Frank Eckerdt, Ph.D.

Principal Investigator:

Leonidas Platanias, M.D.

Department:

Medicine

Keywords:

medullobalstoma, brain cancer stem cells, neurospheres, PI3 kinase, MNK, targeted therapy

Location:

Third Floor, Feinberg Pavilion, Northwestern Memorial Hospital

B54 - Basic Science

Dual PI3K-p110alpha and MNK Targeting in Medulloblastoma Cancer Stem Cells

Medulloblastoma (MB) is the most common malignant pediatric brain tumor and about one third of patients still succumb to the disease due to relapse and leptomeningeal dissemination. As relapse is caused by a subpopulation of therapy resistant MB cancer stem cells (CSCs), we sought to investigate PI3K and MNK survival signaling in MB CSCs. Gene expression data revealed that expression of PIK3CA (p110alpha) and MKNK1 (MNK1) correlate with stem cell markers such as NES, KLF4, POU5F1 and SOX2 in MB patient samples, suggesting important roles in CSCs.

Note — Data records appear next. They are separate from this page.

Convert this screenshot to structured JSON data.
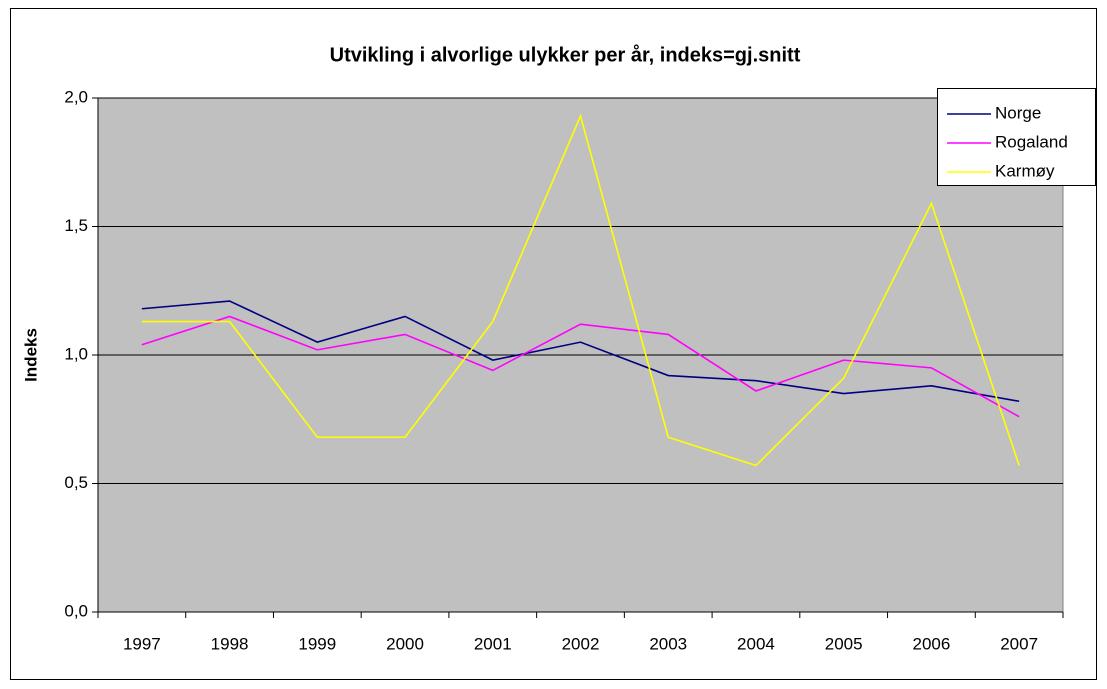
{
  "chart_data": {
    "type": "line",
    "title": "Utvikling i alvorlige ulykker per år, indeks=gj.snitt",
    "ylabel": "Indeks",
    "categories": [
      "1997",
      "1998",
      "1999",
      "2000",
      "2001",
      "2002",
      "2003",
      "2004",
      "2005",
      "2006",
      "2007"
    ],
    "series": [
      {
        "name": "Norge",
        "color": "#000080",
        "values": [
          1.18,
          1.21,
          1.05,
          1.15,
          0.98,
          1.05,
          0.92,
          0.9,
          0.85,
          0.88,
          0.82
        ]
      },
      {
        "name": "Rogaland",
        "color": "#ff00ff",
        "values": [
          1.04,
          1.15,
          1.02,
          1.08,
          0.94,
          1.12,
          1.08,
          0.86,
          0.98,
          0.95,
          0.76
        ]
      },
      {
        "name": "Karmøy",
        "color": "#ffff00",
        "values": [
          1.13,
          1.13,
          0.68,
          0.68,
          1.13,
          1.93,
          0.68,
          0.57,
          0.91,
          1.59,
          0.57
        ]
      }
    ],
    "ylim": [
      0,
      2
    ],
    "yticks": [
      {
        "value": 0,
        "label": "0,0"
      },
      {
        "value": 0.5,
        "label": "0,5"
      },
      {
        "value": 1,
        "label": "1,0"
      },
      {
        "value": 1.5,
        "label": "1,5"
      },
      {
        "value": 2,
        "label": "2,0"
      }
    ],
    "grid": true,
    "legend": "top-right"
  }
}
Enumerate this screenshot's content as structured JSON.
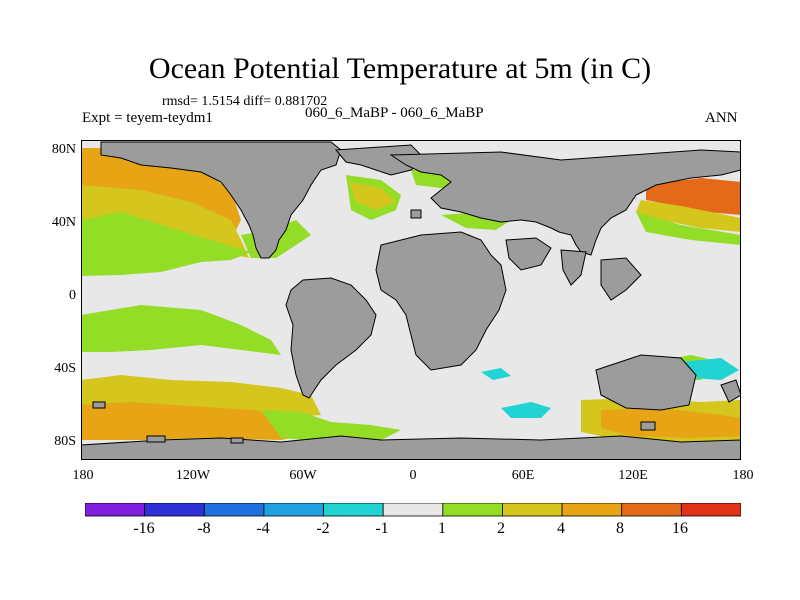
{
  "title": "Ocean Potential Temperature at 5m (in C)",
  "stats": "rmsd= 1.5154  diff= 0.881702",
  "experiment": "Expt = teyem-teydm1",
  "runs": "060_6_MaBP - 060_6_MaBP",
  "season": "ANN",
  "colors": {
    "land": "#9c9c9c",
    "near_zero": "#e8e8e8",
    "bin_1_2": "#93dd26",
    "bin_2_4": "#d4c61c",
    "bin_4_8": "#e7a415",
    "bin_8_16": "#e46a1a",
    "bin_gt_16": "#df3217",
    "bin_m1_m2": "#22d3d3"
  },
  "y_ticks": [
    {
      "label": "80N",
      "lat": 80
    },
    {
      "label": "40N",
      "lat": 40
    },
    {
      "label": "0",
      "lat": 0
    },
    {
      "label": "40S",
      "lat": -40
    },
    {
      "label": "80S",
      "lat": -80
    }
  ],
  "x_ticks": [
    {
      "label": "180",
      "lon": -180
    },
    {
      "label": "120W",
      "lon": -120
    },
    {
      "label": "60W",
      "lon": -60
    },
    {
      "label": "0",
      "lon": 0
    },
    {
      "label": "60E",
      "lon": 60
    },
    {
      "label": "120E",
      "lon": 120
    },
    {
      "label": "180",
      "lon": 180
    }
  ],
  "colorbar": {
    "colors": [
      "#7f1fdd",
      "#2f2fd8",
      "#1f6fe0",
      "#1fa0e0",
      "#22d3d3",
      "#e8e8e8",
      "#93dd26",
      "#d4c61c",
      "#e7a415",
      "#e46a1a",
      "#df3217"
    ],
    "labels": [
      "-16",
      "-8",
      "-4",
      "-2",
      "-1",
      "1",
      "2",
      "4",
      "8",
      "16"
    ]
  }
}
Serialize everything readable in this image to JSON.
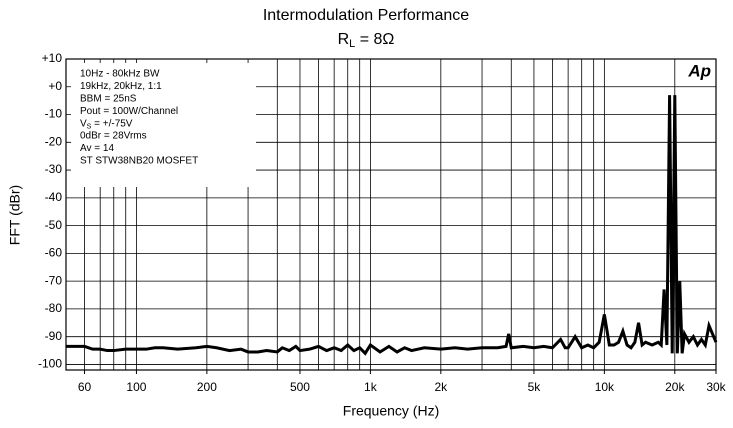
{
  "chart_data": {
    "type": "line",
    "title": "Intermodulation Performance",
    "subtitle": [
      "R",
      "L",
      " = 8Ω"
    ],
    "xlabel": "Frequency (Hz)",
    "ylabel": "FFT (dBr)",
    "logo": "Ap",
    "annotation": [
      "10Hz - 80kHz BW",
      "19kHz, 20kHz, 1:1",
      "BBM = 25nS",
      "Pout = 100W/Channel",
      [
        "V",
        "S",
        " = +/-75V"
      ],
      "0dBr = 28Vrms",
      "Av = 14",
      "ST STW38NB20 MOSFET"
    ],
    "xscale": "log",
    "grid": true,
    "color": "#000000",
    "xlim": [
      50,
      30000
    ],
    "ylim": [
      -102,
      10
    ],
    "xticks": [
      60,
      100,
      200,
      500,
      {
        "value": 1000,
        "label": "1k"
      },
      {
        "value": 2000,
        "label": "2k"
      },
      {
        "value": 5000,
        "label": "5k"
      },
      {
        "value": 10000,
        "label": "10k"
      },
      {
        "value": 20000,
        "label": "20k"
      },
      {
        "value": 30000,
        "label": "30k"
      }
    ],
    "xgrid": [
      60,
      70,
      80,
      90,
      100,
      200,
      300,
      400,
      500,
      600,
      700,
      800,
      900,
      1000,
      2000,
      3000,
      4000,
      5000,
      6000,
      7000,
      8000,
      9000,
      10000,
      20000,
      30000
    ],
    "yticks": [
      {
        "value": 10,
        "label": "+10"
      },
      {
        "value": 0,
        "label": "+0"
      },
      -10,
      -20,
      -30,
      -40,
      -50,
      -60,
      -70,
      -80,
      -90,
      -100
    ],
    "x": [
      50,
      55,
      60,
      65,
      70,
      75,
      80,
      90,
      100,
      110,
      120,
      130,
      150,
      180,
      200,
      220,
      250,
      280,
      300,
      330,
      360,
      400,
      420,
      450,
      480,
      500,
      550,
      600,
      650,
      700,
      750,
      800,
      850,
      900,
      950,
      1000,
      1100,
      1200,
      1300,
      1400,
      1500,
      1700,
      2000,
      2300,
      2600,
      3000,
      3500,
      3800,
      3900,
      4000,
      4500,
      5000,
      5500,
      6000,
      6500,
      6800,
      7000,
      7500,
      8000,
      8500,
      9000,
      9500,
      10000,
      10500,
      11000,
      11500,
      12000,
      12500,
      13000,
      13500,
      14000,
      14500,
      15000,
      16000,
      17000,
      17500,
      18000,
      18500,
      19000,
      19500,
      20000,
      20500,
      21000,
      21500,
      22000,
      23000,
      24000,
      25000,
      26000,
      27000,
      28000,
      30000
    ],
    "values": [
      -93.5,
      -93.5,
      -93.5,
      -94.5,
      -94.5,
      -95,
      -95,
      -94.5,
      -94.5,
      -94.5,
      -94,
      -94,
      -94.5,
      -94,
      -93.5,
      -94,
      -95,
      -94.5,
      -95.5,
      -95.5,
      -95,
      -95.5,
      -94,
      -95,
      -93.5,
      -95,
      -94.5,
      -93.5,
      -95,
      -94,
      -95,
      -93,
      -95,
      -94,
      -96,
      -93,
      -95.5,
      -93.5,
      -95.5,
      -94,
      -95,
      -94,
      -94.5,
      -94,
      -94.5,
      -94,
      -94,
      -93.5,
      -89,
      -94,
      -93.5,
      -94,
      -93.5,
      -94,
      -91,
      -94,
      -94,
      -90,
      -94,
      -93,
      -94,
      -92,
      -82,
      -93,
      -93,
      -92,
      -88,
      -93,
      -94,
      -92,
      -85,
      -93,
      -92,
      -93,
      -92,
      -93,
      -73,
      -93,
      -3,
      -96,
      -3,
      -96,
      -70,
      -96,
      -89,
      -92,
      -90,
      -93,
      -91,
      -93,
      -86,
      -92
    ]
  }
}
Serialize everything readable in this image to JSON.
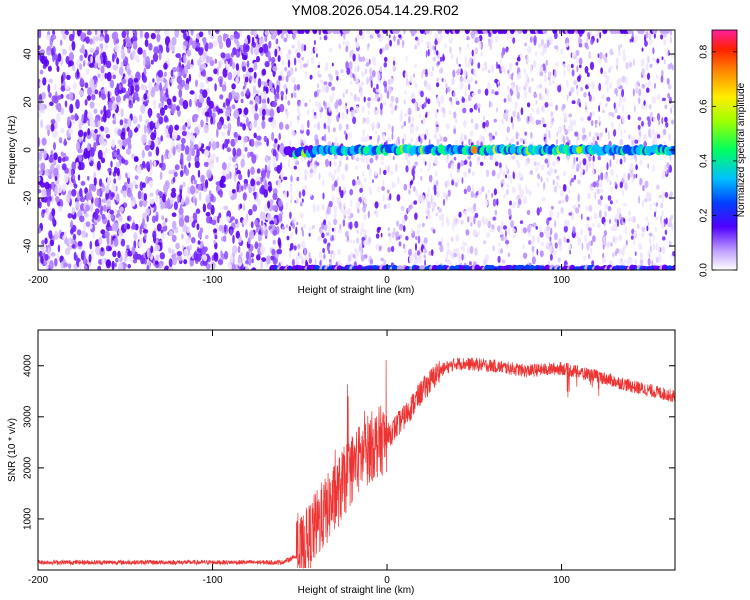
{
  "title": "YM08.2026.054.14.29.R02",
  "chart_data": [
    {
      "type": "heatmap",
      "xlabel": "Height of straight line (km)",
      "ylabel": "Frequency (Hz)",
      "xlim": [
        -200,
        165
      ],
      "ylim": [
        -50,
        50
      ],
      "xticks": [
        -200,
        -100,
        0,
        100
      ],
      "yticks": [
        -40,
        -20,
        0,
        20,
        40
      ],
      "colorbar": {
        "label": "Normalized spectral amplitude",
        "range": [
          0,
          0.88
        ],
        "ticks": [
          0.0,
          0.2,
          0.4,
          0.6,
          0.8
        ]
      },
      "features": {
        "noise_region_x": [
          -200,
          -65
        ],
        "signal_onset_x": -60,
        "carrier_frequency_hz": 0,
        "peak_amplitude": 0.85
      }
    },
    {
      "type": "line",
      "xlabel": "Height of straight line (km)",
      "ylabel": "SNR (10 * v/v)",
      "xlim": [
        -200,
        165
      ],
      "ylim": [
        0,
        4700
      ],
      "xticks": [
        -200,
        -100,
        0,
        100
      ],
      "yticks": [
        1000,
        2000,
        3000,
        4000
      ],
      "series_color": "#ee3333",
      "envelope": {
        "x": [
          -200,
          -150,
          -100,
          -60,
          -50,
          -45,
          -40,
          -30,
          -20,
          -10,
          0,
          10,
          20,
          30,
          40,
          60,
          80,
          100,
          120,
          140,
          165
        ],
        "y": [
          150,
          150,
          150,
          150,
          300,
          600,
          900,
          1400,
          2000,
          2400,
          2600,
          3000,
          3500,
          3900,
          4050,
          4000,
          3900,
          3950,
          3800,
          3600,
          3400
        ]
      }
    }
  ]
}
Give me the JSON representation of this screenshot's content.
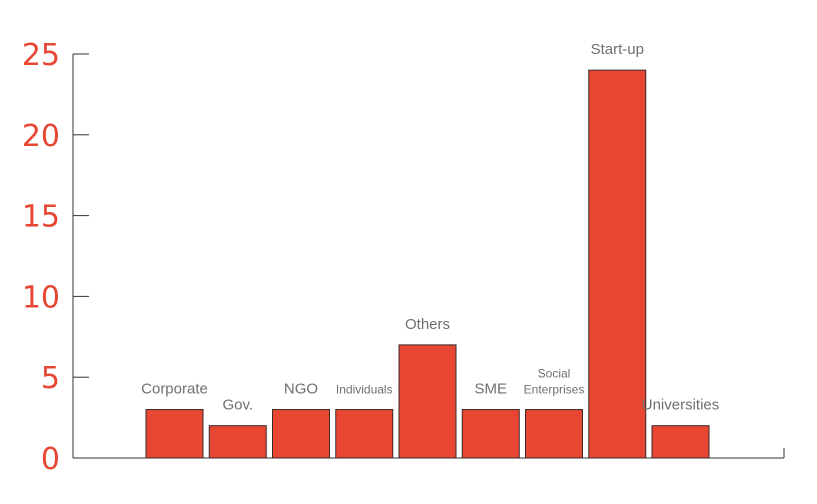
{
  "chart_data": {
    "type": "bar",
    "title": "",
    "xlabel": "",
    "ylabel": "",
    "categories": [
      "Corporate",
      "Gov.",
      "NGO",
      "Individuals",
      "Others",
      "SME",
      "Social Enterprises",
      "Start-up",
      "Universities"
    ],
    "label_lines": [
      [
        "Corporate"
      ],
      [
        "Gov."
      ],
      [
        "NGO"
      ],
      [
        "Individuals"
      ],
      [
        "Others"
      ],
      [
        "SME"
      ],
      [
        "Social",
        "Enterprises"
      ],
      [
        "Start-up"
      ],
      [
        "Universities"
      ]
    ],
    "values": [
      3,
      2,
      3,
      3,
      7,
      3,
      3,
      24,
      2
    ],
    "ylim": [
      0,
      25
    ],
    "yticks": [
      "0",
      "5",
      "10",
      "15",
      "20",
      "25"
    ],
    "grid": false,
    "legend": "none",
    "colors": {
      "bar": "#e64632",
      "axis_tick_text": "#e64632",
      "bar_label_text": "#6f6f6f",
      "axis_line": "#333333"
    }
  }
}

Using 3-D neurosphere cultures, we show that both PI3K/AKT and MNK/eIF4E pathways are activated in MB stem-like cancer cells and inhibition of PI3K and MNK blocked kinase signaling and neurosphere growth in these CSCs. Of all class I PI3K catalytic isoforms, only knockdown of p110alpha disrupted MB stem cell frequencies, indicating a pivotal role for this isoform in CSCs. Importantly, MNK inhibition substantially enhanced this blockade of CSC function, indicating the PI3K-p110alpha and MNK pathways cooperate to promote survival of MB CSCs. Growth of both flank and intracerebellar tumors was significantly inhibited after combined targeting of PI3K-p110alpha and MNK. Treated tumors showed decreased expression of the stem cell marker nestin, reduced mitotic index and increased apoptosis. Combined targeting of PI3K-p110alpha and MNK increased survival in the intracerebellar mouse model. In summary, the p110alpha isoform is a promising target for MB in vitro and in vivo. The striking effects of concomitant MNK inhibition on stem-like cancer cells, neurospheres and tumors is particularly interesting as it suggests enhanced vulnerability of the therapy-resistant, tumor-initiating CSC population to PI3K-p110alpha inhibition in medulloblastoma.